Halkının katışıksız desteğini alan muhalefet ise coşkuyla yürüyor ve halkı kucaklıyor. Tek adam sisteminden kurtulmak hedefinde bir araya gelen Millet İttifakı toplumun yaşam enerjisi olmaya devam ediyor ve toplumsal heyecanı her geçen gün yükseltiyor.
Korku ve endişelerini dile getirmekten çekinen, çoluk çocuğunun işine, aşına ve hayatına halel gelmesini istemeyen halk, belki de son dönemecine gelinen bir yolun kendi lehine alınmasını istiyor. Bu istek toplu taşımalarda ve miting meydanlarının kalabalığında tecessüm ediyor. Diğer taraftan değişimin kaçınılmaz olduğunu düşünen halkın, kendi gücünün farkında olmadığı görülüyor. Farkındalık cesareti kamçılayacak, toplum olarak korkudan azat olacaktık oysa. Bu bağlamda bizim gibi geleneksel toplumların genetiğindeki iflah olmaz tabiyet duygusu ve birey kimliğinden uzaklık, kabul etmemiz gereken en temel gerçeklik olarak temayüz ediyor.
…
Böylesine çok uçlu bir paradigmada kendi kaderimizi belirleyeceğimiz bir seçime gidiyoruz. Aslına bakılırsa AKP seçmeninin önemli bir kısmının ulaşılması hedeflenen dogmatik sistemden razı olmadığını düşünüyorum. Çünkü toplumumuz -Arap coğrafyasının aksine- cumhuriyet kökeninden beslenmekte, genetiğinde böylesine kıymetli bir öz taşımaktadır. Ancak 80’li yıllardan beri dinin afyon niyetine kullanımı ve eleştirel düşünceden uzaklık halkımızın kendi özüne ulaşmasını engelleyen en temel faktör olmuştur.

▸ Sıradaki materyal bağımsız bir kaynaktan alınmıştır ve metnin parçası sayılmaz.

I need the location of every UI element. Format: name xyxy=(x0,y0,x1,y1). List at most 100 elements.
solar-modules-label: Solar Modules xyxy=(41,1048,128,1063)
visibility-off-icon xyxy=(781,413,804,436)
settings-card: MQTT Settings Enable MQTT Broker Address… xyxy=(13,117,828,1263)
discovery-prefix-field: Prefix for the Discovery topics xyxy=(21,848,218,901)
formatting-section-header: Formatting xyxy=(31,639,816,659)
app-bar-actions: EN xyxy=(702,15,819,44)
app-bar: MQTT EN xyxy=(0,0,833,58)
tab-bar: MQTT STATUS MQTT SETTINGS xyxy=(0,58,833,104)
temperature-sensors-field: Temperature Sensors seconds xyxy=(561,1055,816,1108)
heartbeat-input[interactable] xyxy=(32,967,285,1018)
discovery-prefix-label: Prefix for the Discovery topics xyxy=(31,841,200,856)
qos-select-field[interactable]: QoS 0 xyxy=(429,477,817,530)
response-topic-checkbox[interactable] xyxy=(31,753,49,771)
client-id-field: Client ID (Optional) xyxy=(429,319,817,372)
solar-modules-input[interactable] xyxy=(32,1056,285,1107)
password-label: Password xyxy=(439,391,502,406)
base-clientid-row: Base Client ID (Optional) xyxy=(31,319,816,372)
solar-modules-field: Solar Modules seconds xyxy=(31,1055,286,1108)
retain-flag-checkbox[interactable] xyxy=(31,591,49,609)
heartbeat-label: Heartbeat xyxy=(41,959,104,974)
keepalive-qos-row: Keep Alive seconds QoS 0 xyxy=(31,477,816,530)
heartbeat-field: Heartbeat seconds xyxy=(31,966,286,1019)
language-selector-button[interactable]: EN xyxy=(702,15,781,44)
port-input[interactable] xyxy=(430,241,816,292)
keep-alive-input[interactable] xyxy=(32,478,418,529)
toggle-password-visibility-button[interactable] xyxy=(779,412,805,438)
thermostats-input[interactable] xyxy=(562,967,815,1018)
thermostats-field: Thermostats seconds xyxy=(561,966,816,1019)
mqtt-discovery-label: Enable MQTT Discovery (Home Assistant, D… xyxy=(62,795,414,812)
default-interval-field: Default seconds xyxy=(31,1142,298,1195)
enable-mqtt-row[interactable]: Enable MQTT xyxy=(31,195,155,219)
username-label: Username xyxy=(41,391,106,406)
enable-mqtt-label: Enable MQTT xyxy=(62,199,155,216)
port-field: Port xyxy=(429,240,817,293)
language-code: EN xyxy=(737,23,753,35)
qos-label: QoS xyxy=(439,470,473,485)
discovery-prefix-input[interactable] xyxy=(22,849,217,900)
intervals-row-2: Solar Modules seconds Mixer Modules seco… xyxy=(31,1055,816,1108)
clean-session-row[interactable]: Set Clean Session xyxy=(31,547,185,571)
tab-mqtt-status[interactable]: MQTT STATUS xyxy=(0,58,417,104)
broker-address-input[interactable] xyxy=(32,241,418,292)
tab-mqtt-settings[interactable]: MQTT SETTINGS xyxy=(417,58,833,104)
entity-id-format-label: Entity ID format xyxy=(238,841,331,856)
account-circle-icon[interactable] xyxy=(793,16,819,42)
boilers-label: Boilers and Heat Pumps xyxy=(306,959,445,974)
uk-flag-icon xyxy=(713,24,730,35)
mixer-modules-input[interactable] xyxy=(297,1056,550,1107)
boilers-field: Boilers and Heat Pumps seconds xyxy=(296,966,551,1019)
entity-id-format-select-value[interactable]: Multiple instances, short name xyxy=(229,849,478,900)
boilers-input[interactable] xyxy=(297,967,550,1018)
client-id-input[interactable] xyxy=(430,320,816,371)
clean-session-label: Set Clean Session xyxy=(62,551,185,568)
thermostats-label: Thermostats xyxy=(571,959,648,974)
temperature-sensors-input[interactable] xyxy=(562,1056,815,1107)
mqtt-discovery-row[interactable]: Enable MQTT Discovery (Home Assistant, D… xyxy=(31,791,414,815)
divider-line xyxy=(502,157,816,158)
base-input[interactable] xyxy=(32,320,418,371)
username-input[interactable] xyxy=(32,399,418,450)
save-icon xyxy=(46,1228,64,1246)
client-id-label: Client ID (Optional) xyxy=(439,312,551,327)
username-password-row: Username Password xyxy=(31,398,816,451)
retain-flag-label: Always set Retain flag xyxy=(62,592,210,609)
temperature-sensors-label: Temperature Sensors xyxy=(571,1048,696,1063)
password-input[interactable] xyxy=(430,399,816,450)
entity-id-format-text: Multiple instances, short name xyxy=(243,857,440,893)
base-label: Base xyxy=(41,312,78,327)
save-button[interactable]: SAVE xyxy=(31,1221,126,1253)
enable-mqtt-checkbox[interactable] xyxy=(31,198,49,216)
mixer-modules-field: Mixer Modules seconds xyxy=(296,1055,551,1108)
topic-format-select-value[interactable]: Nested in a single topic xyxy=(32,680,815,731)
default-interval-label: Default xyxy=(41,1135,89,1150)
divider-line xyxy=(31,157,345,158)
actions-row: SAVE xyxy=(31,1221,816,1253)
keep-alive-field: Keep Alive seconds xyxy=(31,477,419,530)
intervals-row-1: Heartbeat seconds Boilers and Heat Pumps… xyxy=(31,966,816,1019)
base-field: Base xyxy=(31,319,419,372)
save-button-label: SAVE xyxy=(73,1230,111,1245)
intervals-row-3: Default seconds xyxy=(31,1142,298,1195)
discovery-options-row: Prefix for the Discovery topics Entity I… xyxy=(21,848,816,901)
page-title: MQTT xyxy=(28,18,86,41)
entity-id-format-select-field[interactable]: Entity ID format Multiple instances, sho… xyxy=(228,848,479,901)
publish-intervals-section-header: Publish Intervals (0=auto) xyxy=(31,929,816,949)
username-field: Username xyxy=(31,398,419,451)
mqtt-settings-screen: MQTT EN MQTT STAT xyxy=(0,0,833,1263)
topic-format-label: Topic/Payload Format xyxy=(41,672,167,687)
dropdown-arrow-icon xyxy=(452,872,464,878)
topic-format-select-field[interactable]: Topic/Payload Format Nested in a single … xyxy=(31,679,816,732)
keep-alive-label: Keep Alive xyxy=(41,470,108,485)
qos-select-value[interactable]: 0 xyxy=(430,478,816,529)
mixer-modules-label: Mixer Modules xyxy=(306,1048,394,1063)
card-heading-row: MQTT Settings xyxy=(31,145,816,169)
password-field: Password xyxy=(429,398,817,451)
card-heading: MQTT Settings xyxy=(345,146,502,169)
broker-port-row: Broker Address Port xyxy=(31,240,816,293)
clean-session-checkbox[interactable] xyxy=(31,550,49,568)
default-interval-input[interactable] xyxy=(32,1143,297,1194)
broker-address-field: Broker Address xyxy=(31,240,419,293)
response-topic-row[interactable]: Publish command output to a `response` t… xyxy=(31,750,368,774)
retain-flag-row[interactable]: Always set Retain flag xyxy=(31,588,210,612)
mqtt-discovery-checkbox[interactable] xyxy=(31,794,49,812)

Bu durumda sistem muhaliflerinin oylarımızı korumak, küskünleri ve kararsızları demokrasi lehine oy kullanmaya ikna etmek ve 14 Mayıs gecesinde sokaklarda olmaktan başka çaresi yoktur.
Bu millet despotik bir sistemi yıkarak kendi devrimini yapacak güçtedir ve bu devrim gerçekleşecektir. Daha sonra ise elimizdeki enkazı yeniden inşa etmeye ve derin yaralarımızı sarmaya yöneleceğiz.
Hukukun kendi raylarına oturduğu bir toplumda bir hain şebekesi tarafından sekerata sokulan Türkiye Cumhuriyeti Devleti’nin ayağa kaldırılacağından şüphemiz yoktur.